A settings screen is often a hack to make every attribute on the user model updatable in one screen. It’s tricky to make these attributes editable in place throughout a product, but it’s massively valuable as it doesn’t break a user’s flow.

If they see behaviour they don’t want, they can fix it there and then, and carry on with their business. This is why it’s important to keep the goal in sight. When you lose sight of the goal, the system you design might be perfectly usable, but ask for far too much tool time from the user.

Tool Time vs Goal Time

Distinguish the time your users spend with your software into goal time and tool time. Goal time is time spent by the user working directly towards the result they want.

In Intercom, goal time is the time our customers spend gaining insight into their userbase, writing auto messages and emails, talking with customers etc. In short, they’re doing the stuff they want to do.

Tool time is anything where time spent is on valueless or administrative tasks. Settings, Preferences, Setup– all of that stuff is a sidetrack. Tool time is inherently frustrating. Every time you open the Settings app on an iPhone, you’re wasting time you could spend doing something fun.
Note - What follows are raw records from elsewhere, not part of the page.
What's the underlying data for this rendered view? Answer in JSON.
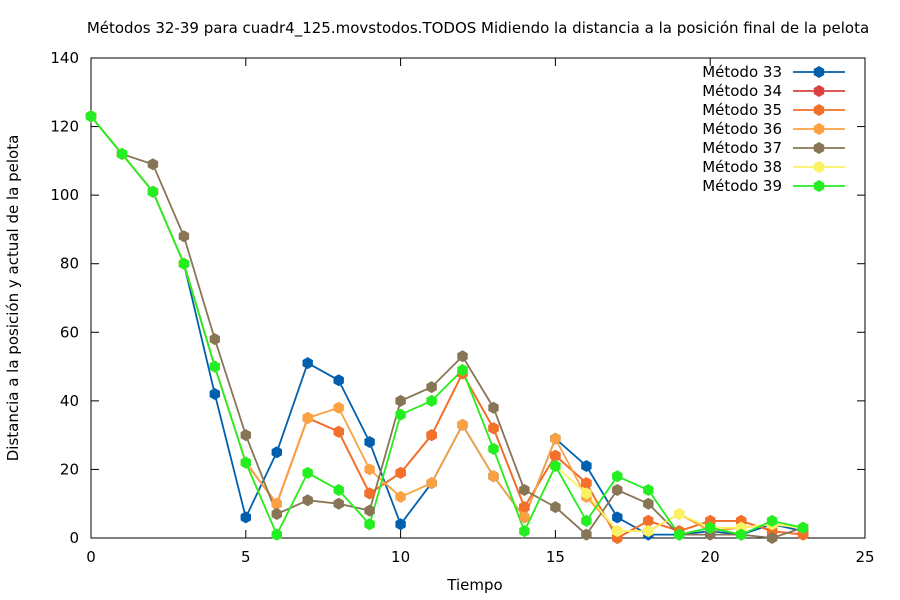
{
  "chart_data": {
    "type": "line",
    "title": "Métodos 32-39 para cuadr4_125.movstodos.TODOS Midiendo la distancia a la posición final de la pelota",
    "xlabel": "Tiempo",
    "ylabel": "Distancia a la posición y actual de la pelota",
    "xlim": [
      0,
      25
    ],
    "ylim": [
      0,
      140
    ],
    "x_ticks": [
      "0",
      "5",
      "10",
      "15",
      "20",
      "25"
    ],
    "y_ticks": [
      "0",
      "20",
      "40",
      "60",
      "80",
      "100",
      "120",
      "140"
    ],
    "grid": false,
    "legend_position": "top-right",
    "x": [
      0,
      1,
      2,
      3,
      4,
      5,
      6,
      7,
      8,
      9,
      10,
      11,
      12,
      13,
      14,
      15,
      16,
      17,
      18,
      19,
      20,
      21,
      22,
      23
    ],
    "series": [
      {
        "name": "Método 33",
        "color": "#0060ad",
        "values": [
          123,
          112,
          101,
          80,
          42,
          6,
          25,
          51,
          46,
          28,
          4,
          16,
          33,
          18,
          6,
          29,
          21,
          6,
          1,
          1,
          2,
          1,
          4,
          2
        ]
      },
      {
        "name": "Método 34",
        "color": "#dd4040",
        "values": [
          123,
          112,
          101,
          80,
          50,
          22,
          10,
          35,
          31,
          13,
          19,
          30,
          48,
          32,
          9,
          24,
          16,
          0,
          5,
          2,
          5,
          5,
          2,
          1
        ]
      },
      {
        "name": "Método 35",
        "color": "#f37028",
        "values": [
          123,
          112,
          101,
          80,
          50,
          22,
          10,
          35,
          31,
          13,
          19,
          30,
          48,
          32,
          9,
          24,
          16,
          0,
          5,
          2,
          5,
          5,
          2,
          1
        ]
      },
      {
        "name": "Método 36",
        "color": "#fca142",
        "values": [
          123,
          112,
          101,
          80,
          50,
          22,
          10,
          35,
          38,
          20,
          12,
          16,
          33,
          18,
          6,
          29,
          12,
          2,
          2,
          7,
          2,
          3,
          4,
          3
        ]
      },
      {
        "name": "Método 37",
        "color": "#877555",
        "values": [
          123,
          112,
          109,
          88,
          58,
          30,
          7,
          11,
          10,
          8,
          40,
          44,
          53,
          38,
          14,
          9,
          1,
          14,
          10,
          1,
          1,
          1,
          0,
          3
        ]
      },
      {
        "name": "Método 38",
        "color": "#f9f262",
        "values": [
          123,
          112,
          101,
          80,
          50,
          22,
          1,
          19,
          14,
          4,
          36,
          40,
          49,
          26,
          2,
          21,
          13,
          2,
          2,
          7,
          3,
          3,
          4,
          3
        ]
      },
      {
        "name": "Método 39",
        "color": "#22ee22",
        "values": [
          123,
          112,
          101,
          80,
          50,
          22,
          1,
          19,
          14,
          4,
          36,
          40,
          49,
          26,
          2,
          21,
          5,
          18,
          14,
          1,
          3,
          1,
          5,
          3
        ]
      }
    ]
  }
}
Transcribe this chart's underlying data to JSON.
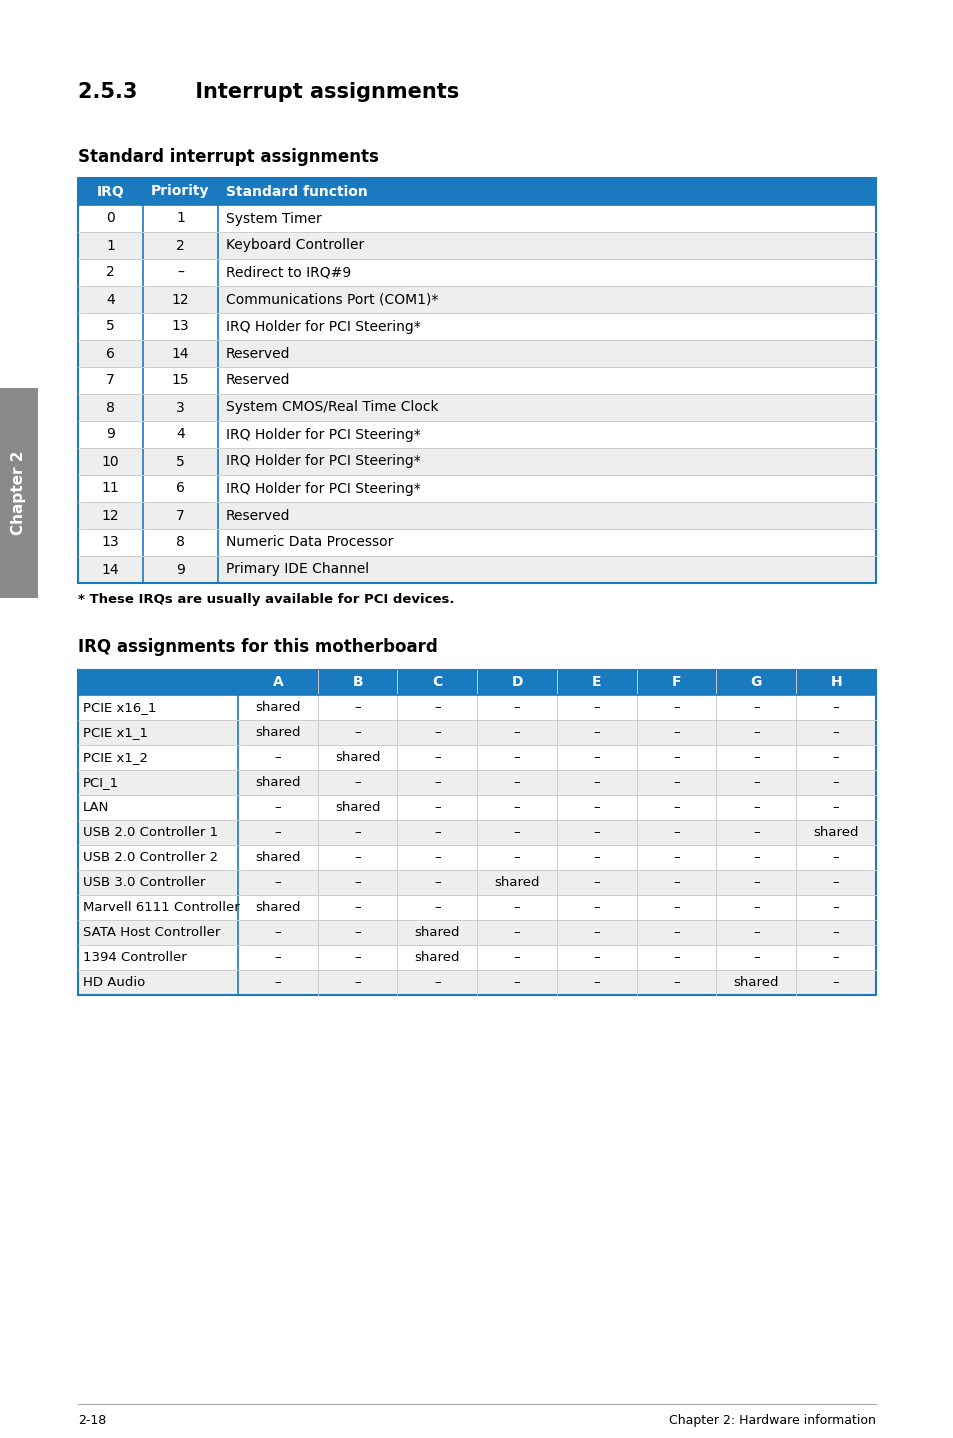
{
  "title_section": "2.5.3",
  "title_text": "Interrupt assignments",
  "subtitle1": "Standard interrupt assignments",
  "header_color": "#1a7abf",
  "header_text_color": "#ffffff",
  "row_color_odd": "#ffffff",
  "row_color_even": "#eeeeee",
  "border_color": "#1a7abf",
  "grid_color": "#cccccc",
  "table1_headers": [
    "IRQ",
    "Priority",
    "Standard function"
  ],
  "table1_data": [
    [
      "0",
      "1",
      "System Timer"
    ],
    [
      "1",
      "2",
      "Keyboard Controller"
    ],
    [
      "2",
      "–",
      "Redirect to IRQ#9"
    ],
    [
      "4",
      "12",
      "Communications Port (COM1)*"
    ],
    [
      "5",
      "13",
      "IRQ Holder for PCI Steering*"
    ],
    [
      "6",
      "14",
      "Reserved"
    ],
    [
      "7",
      "15",
      "Reserved"
    ],
    [
      "8",
      "3",
      "System CMOS/Real Time Clock"
    ],
    [
      "9",
      "4",
      "IRQ Holder for PCI Steering*"
    ],
    [
      "10",
      "5",
      "IRQ Holder for PCI Steering*"
    ],
    [
      "11",
      "6",
      "IRQ Holder for PCI Steering*"
    ],
    [
      "12",
      "7",
      "Reserved"
    ],
    [
      "13",
      "8",
      "Numeric Data Processor"
    ],
    [
      "14",
      "9",
      "Primary IDE Channel"
    ]
  ],
  "footnote": "* These IRQs are usually available for PCI devices.",
  "subtitle2": "IRQ assignments for this motherboard",
  "table2_headers": [
    "",
    "A",
    "B",
    "C",
    "D",
    "E",
    "F",
    "G",
    "H"
  ],
  "table2_data": [
    [
      "PCIE x16_1",
      "shared",
      "–",
      "–",
      "–",
      "–",
      "–",
      "–",
      "–"
    ],
    [
      "PCIE x1_1",
      "shared",
      "–",
      "–",
      "–",
      "–",
      "–",
      "–",
      "–"
    ],
    [
      "PCIE x1_2",
      "–",
      "shared",
      "–",
      "–",
      "–",
      "–",
      "–",
      "–"
    ],
    [
      "PCI_1",
      "shared",
      "–",
      "–",
      "–",
      "–",
      "–",
      "–",
      "–"
    ],
    [
      "LAN",
      "–",
      "shared",
      "–",
      "–",
      "–",
      "–",
      "–",
      "–"
    ],
    [
      "USB 2.0 Controller 1",
      "–",
      "–",
      "–",
      "–",
      "–",
      "–",
      "–",
      "shared"
    ],
    [
      "USB 2.0 Controller 2",
      "shared",
      "–",
      "–",
      "–",
      "–",
      "–",
      "–",
      "–"
    ],
    [
      "USB 3.0 Controller",
      "–",
      "–",
      "–",
      "shared",
      "–",
      "–",
      "–",
      "–"
    ],
    [
      "Marvell 6111 Controller",
      "shared",
      "–",
      "–",
      "–",
      "–",
      "–",
      "–",
      "–"
    ],
    [
      "SATA Host Controller",
      "–",
      "–",
      "shared",
      "–",
      "–",
      "–",
      "–",
      "–"
    ],
    [
      "1394 Controller",
      "–",
      "–",
      "shared",
      "–",
      "–",
      "–",
      "–",
      "–"
    ],
    [
      "HD Audio",
      "–",
      "–",
      "–",
      "–",
      "–",
      "–",
      "shared",
      "–"
    ]
  ],
  "footer_left": "2-18",
  "footer_right": "Chapter 2: Hardware information",
  "sidebar_text": "Chapter 2",
  "sidebar_color": "#8a8a8a",
  "page_bg": "#ffffff"
}
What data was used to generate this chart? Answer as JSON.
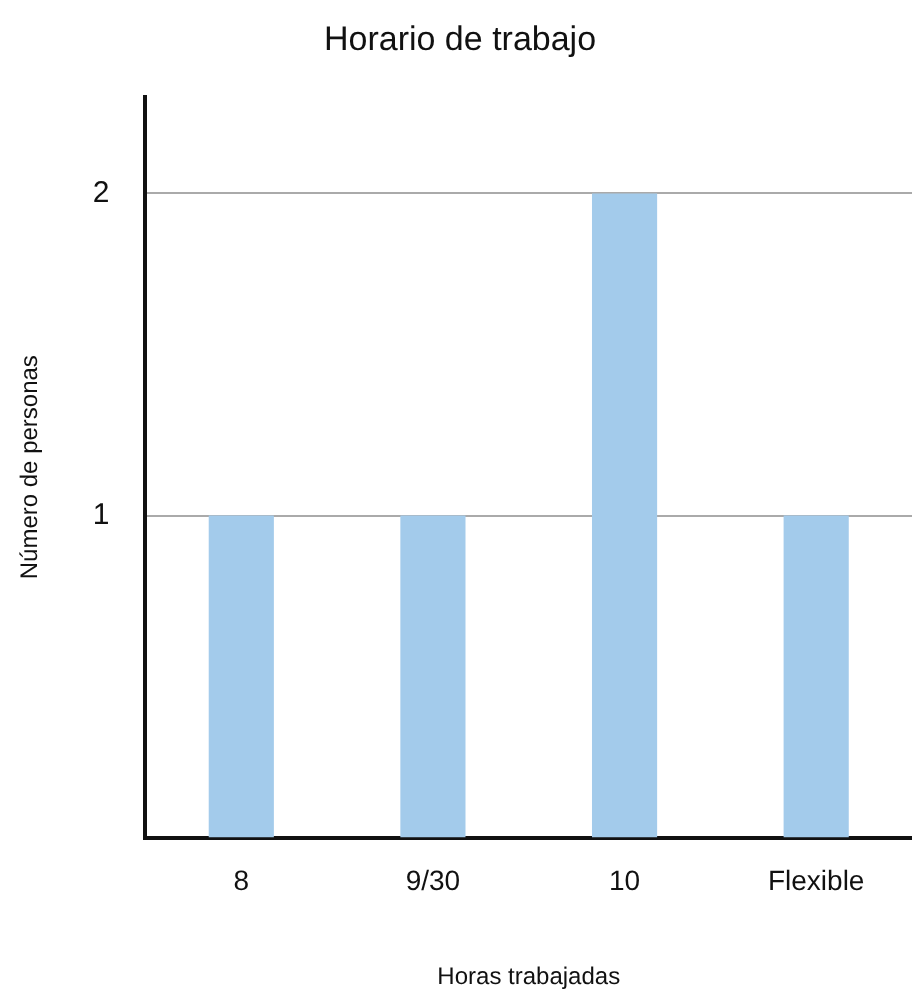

A set of usable screens that look good can still be a bad experience if no one has considered the flow between them. Each screen makes sense independently, but as a flow it doesn’t reflect what the users goal was.

Experiences are Summative

The experience is the sum of all of the time spent in a product. Some of these moments will be good, some will be great, and some will be incredibly frustrating. Frustration comes from an abundance of tool time. It’s the UI equivalent of bureaucracy. “Sorry, you’ll have to fill in this form, then go to this department and fill in their form, then come back to me and we’ll see if we can progress“.

If you’re looking for a quick way to improve the experience of your product, get a stopwatch and time a user performing a key task (signing up, creating a project, sending a message). Look out for 2 things:

  • Tool time you can eliminate (often with smart defaults, better controls, less screens, or better performance)
  • Goal time you can enhance (better UI, more power, richer experience)

Key idea: Assessing a screen helps you identify interface blunders, but only by assessing a full flow from a user’s perspective will you understand the experience. By dividing the time spent into tool time and goal time, you’ll get a real understanding of what a product is like to use.